See that is why I think Clyde has ADHD of Vizslas or something. He CANNOT lay next to you and rest. He just fidgets. ON the couch, off the couch, browsing through the kitchen, etc. Only time he lays down is when he is kenneled. Maybe something id wrong with him? I have heard that V's can be neurotic, maybe I should have him checked out. I have always heard that they are high energy and follow you everywhere so I thought this was normal but there are alot of people on this forum who say that with exercise their V's are couch potatoes. Clyde can spend 2 hours running at the off leash dog park, comes home and never even lays down! CRAZY. ps he is 7 months. What do you think?


----------



## Crazy Kian (Aug 10, 2009)

I think that's normal ;D
One day he'll settle, might be in a year, might be in 5 :


----------



## gunnr (Aug 14, 2009)

Doglover

Gunnr runs all day long when the weather isn't too cold. She will stay outside indefinitely if you let her. I'm talking out a 6am and runs till dark, everyday. She does "drivebys" on the house to come in for water and sometimes food. I'm actually having trouble keeping weight on her right now, and may try feeding her outside. 
She doesn't stop moving. She isn't a couch potato at all. When she finally crashes at about 9pm, she is out like a lite, and will sometimes put herself away.
Tika on the other hand will hang out with you all day long, and meet you at your pace, until you turn her loose in the forest. Then she's all dog.

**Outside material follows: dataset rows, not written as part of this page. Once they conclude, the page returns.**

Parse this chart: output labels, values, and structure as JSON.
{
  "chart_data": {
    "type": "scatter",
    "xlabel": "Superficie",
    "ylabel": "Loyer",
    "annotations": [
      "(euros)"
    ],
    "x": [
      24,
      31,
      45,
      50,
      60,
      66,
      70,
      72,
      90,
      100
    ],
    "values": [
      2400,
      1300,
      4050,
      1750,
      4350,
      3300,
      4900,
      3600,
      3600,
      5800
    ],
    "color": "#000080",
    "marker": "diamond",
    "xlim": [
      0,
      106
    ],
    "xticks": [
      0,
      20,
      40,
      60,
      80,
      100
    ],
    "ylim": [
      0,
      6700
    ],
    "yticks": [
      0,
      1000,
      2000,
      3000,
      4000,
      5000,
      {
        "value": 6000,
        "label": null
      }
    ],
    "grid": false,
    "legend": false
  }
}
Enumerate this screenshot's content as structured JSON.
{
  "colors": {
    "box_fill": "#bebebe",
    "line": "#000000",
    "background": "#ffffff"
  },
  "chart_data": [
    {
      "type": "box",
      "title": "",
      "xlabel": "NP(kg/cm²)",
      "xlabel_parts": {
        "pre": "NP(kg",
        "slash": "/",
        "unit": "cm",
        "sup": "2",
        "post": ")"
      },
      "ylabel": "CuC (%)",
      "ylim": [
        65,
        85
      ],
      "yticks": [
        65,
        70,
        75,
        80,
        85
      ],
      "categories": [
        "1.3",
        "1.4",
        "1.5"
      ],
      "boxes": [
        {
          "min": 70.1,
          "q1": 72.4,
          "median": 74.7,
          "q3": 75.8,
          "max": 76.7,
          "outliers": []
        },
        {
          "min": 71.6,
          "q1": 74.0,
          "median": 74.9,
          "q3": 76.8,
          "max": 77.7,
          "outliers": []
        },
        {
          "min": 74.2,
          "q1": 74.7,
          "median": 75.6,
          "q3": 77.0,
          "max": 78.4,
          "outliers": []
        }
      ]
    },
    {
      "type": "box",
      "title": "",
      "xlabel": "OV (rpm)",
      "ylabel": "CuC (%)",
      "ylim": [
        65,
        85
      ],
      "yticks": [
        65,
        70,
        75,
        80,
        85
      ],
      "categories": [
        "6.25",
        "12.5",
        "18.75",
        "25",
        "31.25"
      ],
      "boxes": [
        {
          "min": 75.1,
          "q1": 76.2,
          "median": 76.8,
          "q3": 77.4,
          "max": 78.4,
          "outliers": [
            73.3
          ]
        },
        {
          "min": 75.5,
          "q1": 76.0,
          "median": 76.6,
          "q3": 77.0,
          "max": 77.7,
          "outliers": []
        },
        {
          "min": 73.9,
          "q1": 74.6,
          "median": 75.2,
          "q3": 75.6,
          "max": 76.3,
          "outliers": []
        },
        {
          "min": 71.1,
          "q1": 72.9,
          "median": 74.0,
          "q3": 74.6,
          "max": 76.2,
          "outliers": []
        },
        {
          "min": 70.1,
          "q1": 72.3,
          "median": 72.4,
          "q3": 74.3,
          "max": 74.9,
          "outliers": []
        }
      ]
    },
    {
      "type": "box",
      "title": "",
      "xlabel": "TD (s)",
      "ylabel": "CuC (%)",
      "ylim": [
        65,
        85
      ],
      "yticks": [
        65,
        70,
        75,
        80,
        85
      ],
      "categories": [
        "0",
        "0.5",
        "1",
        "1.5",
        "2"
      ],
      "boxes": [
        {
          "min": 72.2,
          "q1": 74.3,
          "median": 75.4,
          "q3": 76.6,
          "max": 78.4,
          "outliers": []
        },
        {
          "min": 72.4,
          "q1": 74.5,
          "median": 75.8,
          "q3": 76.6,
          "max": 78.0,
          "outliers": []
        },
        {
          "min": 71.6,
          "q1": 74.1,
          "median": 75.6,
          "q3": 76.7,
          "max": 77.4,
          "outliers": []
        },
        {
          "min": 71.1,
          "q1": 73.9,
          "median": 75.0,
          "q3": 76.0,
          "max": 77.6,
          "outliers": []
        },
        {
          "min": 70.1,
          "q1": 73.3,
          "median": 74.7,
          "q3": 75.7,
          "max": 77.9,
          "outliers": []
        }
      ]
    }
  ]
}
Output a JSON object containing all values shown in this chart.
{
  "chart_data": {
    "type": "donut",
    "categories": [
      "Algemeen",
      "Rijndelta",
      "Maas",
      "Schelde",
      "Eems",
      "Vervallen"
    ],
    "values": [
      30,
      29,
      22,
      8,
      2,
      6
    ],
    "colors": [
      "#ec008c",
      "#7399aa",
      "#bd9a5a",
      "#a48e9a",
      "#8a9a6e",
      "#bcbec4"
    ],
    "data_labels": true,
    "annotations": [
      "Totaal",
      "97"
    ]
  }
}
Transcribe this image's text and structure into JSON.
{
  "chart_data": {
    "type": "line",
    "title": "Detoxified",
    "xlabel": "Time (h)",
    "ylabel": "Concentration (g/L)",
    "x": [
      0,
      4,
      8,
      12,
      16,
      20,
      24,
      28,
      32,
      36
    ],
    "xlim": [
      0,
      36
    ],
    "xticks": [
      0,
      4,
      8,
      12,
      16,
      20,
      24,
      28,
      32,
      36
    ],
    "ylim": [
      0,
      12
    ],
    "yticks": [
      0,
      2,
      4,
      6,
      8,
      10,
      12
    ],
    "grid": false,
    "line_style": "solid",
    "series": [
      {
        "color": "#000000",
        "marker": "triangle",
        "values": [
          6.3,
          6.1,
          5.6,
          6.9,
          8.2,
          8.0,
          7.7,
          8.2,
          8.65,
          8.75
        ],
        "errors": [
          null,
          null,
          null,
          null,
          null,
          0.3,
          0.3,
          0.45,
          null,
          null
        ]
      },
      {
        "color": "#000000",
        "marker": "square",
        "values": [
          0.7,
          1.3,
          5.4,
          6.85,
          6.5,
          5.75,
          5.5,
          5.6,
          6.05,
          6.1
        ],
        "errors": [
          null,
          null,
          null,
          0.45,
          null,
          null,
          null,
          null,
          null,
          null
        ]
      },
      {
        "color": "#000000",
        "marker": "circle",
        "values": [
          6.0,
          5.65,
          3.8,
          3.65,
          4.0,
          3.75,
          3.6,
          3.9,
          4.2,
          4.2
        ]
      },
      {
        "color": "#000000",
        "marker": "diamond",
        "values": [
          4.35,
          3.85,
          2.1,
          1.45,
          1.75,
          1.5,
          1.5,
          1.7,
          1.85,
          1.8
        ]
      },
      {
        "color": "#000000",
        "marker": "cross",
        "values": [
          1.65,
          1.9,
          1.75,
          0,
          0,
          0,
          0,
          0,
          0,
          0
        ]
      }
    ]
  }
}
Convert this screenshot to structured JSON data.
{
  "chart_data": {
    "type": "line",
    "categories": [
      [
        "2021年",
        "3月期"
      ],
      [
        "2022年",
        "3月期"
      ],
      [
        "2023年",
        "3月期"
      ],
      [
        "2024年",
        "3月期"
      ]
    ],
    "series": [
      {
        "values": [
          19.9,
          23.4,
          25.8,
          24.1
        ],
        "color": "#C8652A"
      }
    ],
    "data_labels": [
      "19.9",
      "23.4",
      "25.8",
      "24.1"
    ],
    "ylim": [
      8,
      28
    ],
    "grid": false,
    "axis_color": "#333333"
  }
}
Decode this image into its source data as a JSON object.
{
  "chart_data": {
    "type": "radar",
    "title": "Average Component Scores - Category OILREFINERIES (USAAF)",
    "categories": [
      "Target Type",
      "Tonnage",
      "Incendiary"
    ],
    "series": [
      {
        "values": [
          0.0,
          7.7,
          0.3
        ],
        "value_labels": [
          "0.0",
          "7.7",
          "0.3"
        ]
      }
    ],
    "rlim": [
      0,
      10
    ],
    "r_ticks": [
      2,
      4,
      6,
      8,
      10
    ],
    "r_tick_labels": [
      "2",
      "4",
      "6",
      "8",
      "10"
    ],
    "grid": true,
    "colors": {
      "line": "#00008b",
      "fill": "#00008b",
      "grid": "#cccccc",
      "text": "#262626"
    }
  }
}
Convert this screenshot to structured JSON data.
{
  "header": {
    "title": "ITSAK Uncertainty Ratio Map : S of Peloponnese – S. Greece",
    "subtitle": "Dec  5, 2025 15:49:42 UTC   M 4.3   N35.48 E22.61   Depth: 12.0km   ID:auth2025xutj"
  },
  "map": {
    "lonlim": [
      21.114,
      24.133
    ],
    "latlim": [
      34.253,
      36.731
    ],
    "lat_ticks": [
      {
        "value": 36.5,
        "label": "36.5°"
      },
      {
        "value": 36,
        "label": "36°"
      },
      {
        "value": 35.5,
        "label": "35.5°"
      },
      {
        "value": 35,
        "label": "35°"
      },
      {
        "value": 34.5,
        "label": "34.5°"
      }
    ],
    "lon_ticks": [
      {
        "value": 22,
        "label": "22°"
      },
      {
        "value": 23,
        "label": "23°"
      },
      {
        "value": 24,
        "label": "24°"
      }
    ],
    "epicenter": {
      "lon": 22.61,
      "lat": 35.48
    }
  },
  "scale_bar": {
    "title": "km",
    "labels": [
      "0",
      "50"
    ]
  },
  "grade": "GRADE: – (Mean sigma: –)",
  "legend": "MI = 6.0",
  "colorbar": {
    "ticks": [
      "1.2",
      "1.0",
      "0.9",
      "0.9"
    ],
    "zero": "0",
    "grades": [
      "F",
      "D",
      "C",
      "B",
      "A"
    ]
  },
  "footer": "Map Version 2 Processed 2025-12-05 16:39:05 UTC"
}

Dogs have their own personalities, just like people. Some people can never sit still either, like uhm.......... me  I like the dogs with a lot of go.


----------



## Reddog6 (Jan 22, 2010)

I think that's normal as well. It took Chase 2 yrs to get to the point where he would even breath heavy after hours of exercise and a full week at the beach to even come close to wanting to sleep in. At 6 we now have to pull him out from under the covers after a hard day but once he's up there is no stopping him.


----------